The highest squalene titer was achieved in the media with C/N ratio
40:1, reaching 502.75 mg/L at 120 h with the yield to 32.6 mg/g DCW
(Fig. 4 B, supplementary Table S3), which was 30.8% higher than the
squalene production form C/N ratio 80:1 media. We speculated that
acetyl-CoA flux was enlarged and flowed to MVA pathway, since we
observed less citric acid accumulation (1.9 g/L) at the end of
fermentation. However, when the C/N ratio was further reduced to 20:1 or
10:1, adverse effect was obtained with decreasing squalene production
(Supplementary Fig. S4). We speculated that the superfluous nitrogen
provision may lead more carbons flowing to cell growth. These results
illustrated that C/N ratio plays an important role in the redistribution
of carbon flux and strongly influenced the accumulation of squalene.

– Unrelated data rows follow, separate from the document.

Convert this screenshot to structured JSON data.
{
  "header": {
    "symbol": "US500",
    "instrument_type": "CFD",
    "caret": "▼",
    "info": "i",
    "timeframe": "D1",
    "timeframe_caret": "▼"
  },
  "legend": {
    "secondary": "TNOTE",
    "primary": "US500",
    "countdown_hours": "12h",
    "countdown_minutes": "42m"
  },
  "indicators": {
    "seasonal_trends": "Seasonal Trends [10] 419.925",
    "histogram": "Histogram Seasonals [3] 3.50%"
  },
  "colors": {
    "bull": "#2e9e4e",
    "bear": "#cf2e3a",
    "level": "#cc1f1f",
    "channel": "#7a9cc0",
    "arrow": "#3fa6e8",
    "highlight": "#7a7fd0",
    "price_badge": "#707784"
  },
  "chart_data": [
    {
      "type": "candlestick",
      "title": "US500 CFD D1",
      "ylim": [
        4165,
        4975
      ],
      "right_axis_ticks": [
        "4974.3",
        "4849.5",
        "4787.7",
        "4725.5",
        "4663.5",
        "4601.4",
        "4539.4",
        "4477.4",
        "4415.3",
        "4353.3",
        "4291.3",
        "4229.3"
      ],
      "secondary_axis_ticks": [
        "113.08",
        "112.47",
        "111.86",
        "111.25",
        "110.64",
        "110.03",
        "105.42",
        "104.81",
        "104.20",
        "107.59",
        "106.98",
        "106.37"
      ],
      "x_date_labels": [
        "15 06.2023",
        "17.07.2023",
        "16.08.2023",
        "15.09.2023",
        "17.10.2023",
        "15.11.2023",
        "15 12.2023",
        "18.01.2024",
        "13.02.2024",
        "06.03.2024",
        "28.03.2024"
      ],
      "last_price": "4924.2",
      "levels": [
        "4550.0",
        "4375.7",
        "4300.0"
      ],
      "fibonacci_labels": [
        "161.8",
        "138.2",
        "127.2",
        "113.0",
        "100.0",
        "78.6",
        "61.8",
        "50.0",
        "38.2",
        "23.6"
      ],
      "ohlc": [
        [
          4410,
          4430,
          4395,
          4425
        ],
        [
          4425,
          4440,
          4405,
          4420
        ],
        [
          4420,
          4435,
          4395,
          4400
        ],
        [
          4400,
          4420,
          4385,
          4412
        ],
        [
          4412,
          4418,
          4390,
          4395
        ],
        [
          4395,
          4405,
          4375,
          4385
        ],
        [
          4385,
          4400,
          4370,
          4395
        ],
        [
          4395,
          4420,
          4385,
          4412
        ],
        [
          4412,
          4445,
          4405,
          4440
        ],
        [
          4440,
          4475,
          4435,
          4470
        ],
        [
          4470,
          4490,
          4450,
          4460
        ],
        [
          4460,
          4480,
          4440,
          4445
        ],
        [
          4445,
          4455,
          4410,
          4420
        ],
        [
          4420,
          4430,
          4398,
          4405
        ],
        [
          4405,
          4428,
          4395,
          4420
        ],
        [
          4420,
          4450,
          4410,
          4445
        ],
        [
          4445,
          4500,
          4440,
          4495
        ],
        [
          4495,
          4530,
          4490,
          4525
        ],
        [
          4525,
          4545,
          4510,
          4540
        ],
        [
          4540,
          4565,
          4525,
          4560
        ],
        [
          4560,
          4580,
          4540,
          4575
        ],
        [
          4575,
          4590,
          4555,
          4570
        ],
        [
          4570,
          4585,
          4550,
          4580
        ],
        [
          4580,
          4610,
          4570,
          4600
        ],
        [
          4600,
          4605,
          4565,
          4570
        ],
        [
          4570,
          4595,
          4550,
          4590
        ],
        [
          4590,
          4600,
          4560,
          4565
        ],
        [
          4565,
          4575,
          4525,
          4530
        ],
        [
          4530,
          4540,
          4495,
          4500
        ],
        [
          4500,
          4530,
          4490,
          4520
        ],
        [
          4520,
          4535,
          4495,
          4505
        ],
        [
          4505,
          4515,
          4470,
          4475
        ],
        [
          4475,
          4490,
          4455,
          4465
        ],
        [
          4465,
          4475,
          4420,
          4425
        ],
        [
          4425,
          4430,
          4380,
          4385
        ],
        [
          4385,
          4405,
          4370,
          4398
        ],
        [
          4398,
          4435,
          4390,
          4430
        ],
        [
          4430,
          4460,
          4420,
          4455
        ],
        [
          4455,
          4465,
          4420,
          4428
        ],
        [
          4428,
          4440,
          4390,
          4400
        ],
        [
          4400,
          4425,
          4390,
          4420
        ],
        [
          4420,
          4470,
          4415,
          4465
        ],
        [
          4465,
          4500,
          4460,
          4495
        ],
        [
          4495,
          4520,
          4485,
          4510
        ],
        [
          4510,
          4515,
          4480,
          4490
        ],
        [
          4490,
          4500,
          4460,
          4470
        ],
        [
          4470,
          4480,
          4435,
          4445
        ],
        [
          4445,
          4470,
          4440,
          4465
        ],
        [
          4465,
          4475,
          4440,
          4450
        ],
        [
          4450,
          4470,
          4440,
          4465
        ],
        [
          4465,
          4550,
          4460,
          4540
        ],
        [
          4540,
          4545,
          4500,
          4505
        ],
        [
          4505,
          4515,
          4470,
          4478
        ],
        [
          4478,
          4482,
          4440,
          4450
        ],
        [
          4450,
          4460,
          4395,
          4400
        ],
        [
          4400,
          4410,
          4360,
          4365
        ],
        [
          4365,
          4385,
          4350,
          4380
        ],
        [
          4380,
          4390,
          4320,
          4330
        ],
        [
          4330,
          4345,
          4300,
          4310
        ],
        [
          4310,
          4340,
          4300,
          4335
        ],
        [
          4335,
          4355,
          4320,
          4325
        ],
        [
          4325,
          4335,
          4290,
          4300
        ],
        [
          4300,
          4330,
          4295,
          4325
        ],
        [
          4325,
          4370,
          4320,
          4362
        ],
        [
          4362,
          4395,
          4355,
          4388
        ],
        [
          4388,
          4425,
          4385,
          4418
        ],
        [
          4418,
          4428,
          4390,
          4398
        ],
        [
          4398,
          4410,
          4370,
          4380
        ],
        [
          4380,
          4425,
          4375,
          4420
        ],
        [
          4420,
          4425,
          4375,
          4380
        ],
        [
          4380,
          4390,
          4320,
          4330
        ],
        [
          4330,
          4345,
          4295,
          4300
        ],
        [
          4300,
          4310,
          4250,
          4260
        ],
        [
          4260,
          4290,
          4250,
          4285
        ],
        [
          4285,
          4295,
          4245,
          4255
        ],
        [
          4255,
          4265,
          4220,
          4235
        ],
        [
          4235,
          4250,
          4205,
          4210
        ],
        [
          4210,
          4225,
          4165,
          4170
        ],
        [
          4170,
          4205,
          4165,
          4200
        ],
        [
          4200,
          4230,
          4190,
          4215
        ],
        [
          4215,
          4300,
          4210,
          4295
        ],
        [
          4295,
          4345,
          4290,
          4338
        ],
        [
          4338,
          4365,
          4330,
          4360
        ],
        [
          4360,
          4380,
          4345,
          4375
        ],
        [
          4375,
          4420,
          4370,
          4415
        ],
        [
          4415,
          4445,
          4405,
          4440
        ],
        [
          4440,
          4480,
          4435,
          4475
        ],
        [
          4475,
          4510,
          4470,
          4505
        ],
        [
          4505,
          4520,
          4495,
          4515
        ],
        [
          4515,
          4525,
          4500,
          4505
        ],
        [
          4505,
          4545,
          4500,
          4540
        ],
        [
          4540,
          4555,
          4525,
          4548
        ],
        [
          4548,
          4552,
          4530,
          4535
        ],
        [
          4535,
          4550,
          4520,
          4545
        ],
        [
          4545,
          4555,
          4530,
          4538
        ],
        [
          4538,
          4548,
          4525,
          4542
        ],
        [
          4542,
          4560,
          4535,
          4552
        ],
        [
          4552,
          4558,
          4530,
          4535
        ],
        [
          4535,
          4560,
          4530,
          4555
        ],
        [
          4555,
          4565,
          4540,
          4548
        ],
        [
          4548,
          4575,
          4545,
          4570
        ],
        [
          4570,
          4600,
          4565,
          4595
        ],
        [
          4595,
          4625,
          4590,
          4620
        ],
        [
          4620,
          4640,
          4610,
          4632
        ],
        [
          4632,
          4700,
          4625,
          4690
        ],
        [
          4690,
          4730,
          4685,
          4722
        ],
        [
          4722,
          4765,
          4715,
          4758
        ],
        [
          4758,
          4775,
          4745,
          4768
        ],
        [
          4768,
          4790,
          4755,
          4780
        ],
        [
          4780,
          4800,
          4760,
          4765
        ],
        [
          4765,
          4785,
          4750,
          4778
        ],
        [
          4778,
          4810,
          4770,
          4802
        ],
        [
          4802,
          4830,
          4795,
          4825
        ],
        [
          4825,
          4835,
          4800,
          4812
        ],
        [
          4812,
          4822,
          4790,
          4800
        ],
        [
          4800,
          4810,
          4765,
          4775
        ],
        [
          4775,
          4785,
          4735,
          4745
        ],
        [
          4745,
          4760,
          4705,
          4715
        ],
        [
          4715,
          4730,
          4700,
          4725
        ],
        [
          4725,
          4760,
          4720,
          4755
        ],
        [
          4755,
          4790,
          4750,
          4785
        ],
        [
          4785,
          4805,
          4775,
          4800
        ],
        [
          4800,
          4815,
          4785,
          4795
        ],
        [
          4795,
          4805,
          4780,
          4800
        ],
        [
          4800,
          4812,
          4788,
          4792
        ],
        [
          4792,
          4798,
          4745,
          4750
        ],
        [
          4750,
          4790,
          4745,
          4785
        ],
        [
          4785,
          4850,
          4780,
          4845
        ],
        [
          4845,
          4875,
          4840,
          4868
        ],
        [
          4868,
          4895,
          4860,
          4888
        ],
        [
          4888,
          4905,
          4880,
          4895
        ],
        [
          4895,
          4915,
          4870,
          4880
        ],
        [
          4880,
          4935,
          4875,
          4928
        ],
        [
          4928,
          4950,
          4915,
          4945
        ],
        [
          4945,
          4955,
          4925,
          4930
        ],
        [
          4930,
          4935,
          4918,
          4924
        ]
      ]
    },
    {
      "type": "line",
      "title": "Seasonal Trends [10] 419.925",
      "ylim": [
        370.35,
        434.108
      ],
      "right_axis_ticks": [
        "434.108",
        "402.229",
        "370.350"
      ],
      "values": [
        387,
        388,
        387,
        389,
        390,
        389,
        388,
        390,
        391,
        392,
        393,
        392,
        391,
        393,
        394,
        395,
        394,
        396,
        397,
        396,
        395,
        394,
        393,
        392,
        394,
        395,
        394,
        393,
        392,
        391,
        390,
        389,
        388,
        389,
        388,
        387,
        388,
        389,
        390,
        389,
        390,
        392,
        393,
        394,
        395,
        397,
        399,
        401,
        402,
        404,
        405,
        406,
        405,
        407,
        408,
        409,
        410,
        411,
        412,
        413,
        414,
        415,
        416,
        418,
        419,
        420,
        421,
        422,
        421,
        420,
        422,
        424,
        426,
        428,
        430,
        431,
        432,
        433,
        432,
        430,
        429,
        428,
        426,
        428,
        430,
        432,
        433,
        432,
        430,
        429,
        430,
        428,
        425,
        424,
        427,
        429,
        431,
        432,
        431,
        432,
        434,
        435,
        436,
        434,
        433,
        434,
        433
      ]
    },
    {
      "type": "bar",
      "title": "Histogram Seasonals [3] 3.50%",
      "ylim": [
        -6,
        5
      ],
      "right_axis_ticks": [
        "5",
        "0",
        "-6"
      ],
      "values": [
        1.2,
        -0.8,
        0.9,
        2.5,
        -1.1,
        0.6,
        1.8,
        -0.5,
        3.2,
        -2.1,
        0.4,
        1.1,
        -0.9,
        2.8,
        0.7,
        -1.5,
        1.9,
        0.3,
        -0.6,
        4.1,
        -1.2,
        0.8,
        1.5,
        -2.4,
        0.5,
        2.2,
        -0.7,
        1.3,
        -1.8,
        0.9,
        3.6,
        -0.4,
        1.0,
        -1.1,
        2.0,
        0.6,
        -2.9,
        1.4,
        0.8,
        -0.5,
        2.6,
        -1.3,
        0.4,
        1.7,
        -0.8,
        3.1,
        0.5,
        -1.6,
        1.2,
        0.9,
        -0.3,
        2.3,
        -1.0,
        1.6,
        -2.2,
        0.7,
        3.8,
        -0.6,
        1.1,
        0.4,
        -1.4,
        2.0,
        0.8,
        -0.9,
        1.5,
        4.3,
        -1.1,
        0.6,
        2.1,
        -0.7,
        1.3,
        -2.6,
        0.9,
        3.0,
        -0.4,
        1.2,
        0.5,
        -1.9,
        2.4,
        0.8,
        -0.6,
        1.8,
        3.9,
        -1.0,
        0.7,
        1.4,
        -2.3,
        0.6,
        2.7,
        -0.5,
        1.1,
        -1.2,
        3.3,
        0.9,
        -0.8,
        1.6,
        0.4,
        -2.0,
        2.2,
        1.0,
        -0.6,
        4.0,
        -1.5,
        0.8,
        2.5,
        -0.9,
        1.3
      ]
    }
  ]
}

Further downregulation of acetyl-CoA carboxylase (ACC) may be required
to improve squalene production. ACCase, as the malonyl-CoA source
pathway and the acetyl-CoA sink pathway during lipogenesis, was
primarily controlled through the phosphorylation of serine residues by
Snf1-mediated AMP kinase. Inhibition of fatty acid synthase pathway and
nitrogen starvation was proven to be effective strategies to activate
Snf1 kinase and slows down ACC1 activity (Seip, Jackson, He, Zhu, &
Hong, 2013; Zhang, Galdieri, & Vancura, 2013). It was consistent with
our findings that medium C/N ratio was beneficial for squalene
synthesis. By applying these engineering strategies, we have obtained an
oleaginous yeast strain with a similar squalene level to the strainS. cerevisiae (Han, Seo, Song, Lee, & Choi, 2018; Huang et al.,
2018). This work highlights the potential of engineering Y.
lipolytica as a promising microbial platform for efficient synthesis of
squalene and terpene-related compounds.